Also habe ich mir das Tool selbst einmal genauer angesehen und nach ersten Gehversuchen damit war ich schnell begeistert! Faircamp eignet sich hervorragend für genau das, wofür es vorgesehen ist: In kurzer Zeit eine eigene Bandcamp-ähnliche Website an den Start zu kriegen! Und das geht so:
Je nach Plattform wird das Faircamp Binary auf dem System installiert. Unter Fedora Linux ist das mit wenigen Kommandos erledigt:
1sudo dnf install cmake ffmpeg-free gcc git opus-devel rust vips-devel
2git clone https://codeberg.org/simonrepp/Faircamp.git
3cd Faircamp
4cargo install --features libvips --locked --path .
Danach wird der sogenannte “Catalog” angelegt: Ein Verzeichnis, das die zu veröffentlichen Musikdateien und (je nach Anpassungsbedarf) auch ein paar Konfigurationsdateien enthält. Hat man seine Verzeichnisstruktur fertiggestellt und alle Musikdateien passend sortiert abgelegt, wird in diesem Verzeichnis nur noch das faircamp
Executable aufgerufen.
Und fertig ist die Website. Das Executable nimmt sich alle Dateien, konvertiert die Songs in die vorgegebenen bzw. passende Dateiformate, bringt auf Wunsch Metadaten mit ein und erzeugt alle HTML-Dateien und Assets, die für den Betrieb einer kleinen Website erforderlich sind. Die Dateien können dann per FTP oder SSH auf einen beliebigen Webspace hochgeladen werden. Dieser muss nur das Minimum von dem Erfüllen, was ein Webspace erfüllen muss: Er muss Dateien ausliefern können. Datenbank, PHP, Python oder irgendwelche speziellen Einstellungen werden nicht benötigt - der Charme eines Static Site Generators eben …

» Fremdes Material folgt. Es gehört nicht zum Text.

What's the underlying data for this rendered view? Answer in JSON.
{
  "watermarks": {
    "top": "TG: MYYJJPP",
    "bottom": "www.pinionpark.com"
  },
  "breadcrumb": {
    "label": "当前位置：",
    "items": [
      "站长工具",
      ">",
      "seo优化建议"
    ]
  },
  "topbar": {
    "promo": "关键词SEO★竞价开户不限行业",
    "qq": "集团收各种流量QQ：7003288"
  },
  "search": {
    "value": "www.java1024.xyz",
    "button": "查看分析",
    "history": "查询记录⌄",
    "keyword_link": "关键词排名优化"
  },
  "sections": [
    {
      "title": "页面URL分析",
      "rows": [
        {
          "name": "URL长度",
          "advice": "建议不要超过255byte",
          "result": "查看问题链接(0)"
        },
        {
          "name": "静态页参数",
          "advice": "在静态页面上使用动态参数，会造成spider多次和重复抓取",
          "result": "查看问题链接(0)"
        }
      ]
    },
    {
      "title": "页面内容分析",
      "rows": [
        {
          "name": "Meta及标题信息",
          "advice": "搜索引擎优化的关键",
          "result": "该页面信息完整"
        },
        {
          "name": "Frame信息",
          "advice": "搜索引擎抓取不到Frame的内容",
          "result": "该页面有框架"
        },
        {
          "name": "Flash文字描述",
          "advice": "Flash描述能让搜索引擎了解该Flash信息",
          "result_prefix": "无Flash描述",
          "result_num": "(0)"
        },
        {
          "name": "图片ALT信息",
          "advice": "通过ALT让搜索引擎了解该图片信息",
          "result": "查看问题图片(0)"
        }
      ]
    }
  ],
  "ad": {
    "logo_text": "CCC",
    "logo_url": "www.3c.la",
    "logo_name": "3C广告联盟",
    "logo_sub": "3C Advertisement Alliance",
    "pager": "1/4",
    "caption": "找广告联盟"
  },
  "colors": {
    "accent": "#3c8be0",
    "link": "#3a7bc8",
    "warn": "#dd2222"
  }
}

Das Resultat kann dann beispielsweise so aussehen:

Screenshot von Faircamp unter music.metalhead.club
Das Basis-Design ist vorgegeben. Allerdings lassen sich je nach Geschmack auch einige Schaltflächen oder Sektionen ein- oder ausblenden, umbenennen und die Farben für Hintergrund und Akzentfarben anpassen. Ich habe mich für ein ziemlich schlichtes Design entschieden.
“Softes” Abkassieren
Mit dabei ist auch eine “Weiche Bezahlschranke” (“Soft paycurtain”). Soll heißen: Man kann für die angebotenen Musikdateien durchaus einen Preis angeben. Entweder einen Fixpreis oder einen Preisbereich. Der Nutzer kann dann im Rahmen dessen selbst entscheiden, wie viel er für einen Download zu zahlen bereit ist. Allerdings wird der Bezahlvorgang bei dieser “soft” Variante nicht verifiziert, denn ob der Nutzer für einen Download gezahlt hat (oder nicht!), können wir technisch nicht abfragen. Das liegt in der Natur einer statischen Website: Anders als bei anderen Modellen kann der Server hier im Hintergrund keine Logik verarbeiten und somit nicht überprüfen, ob tatsächlich eine Zahlung getätigt wurde. Auch eine clientseitige Verifizierung ist relativ sinnlos - diese lässt sich sehr einfach manipulieren.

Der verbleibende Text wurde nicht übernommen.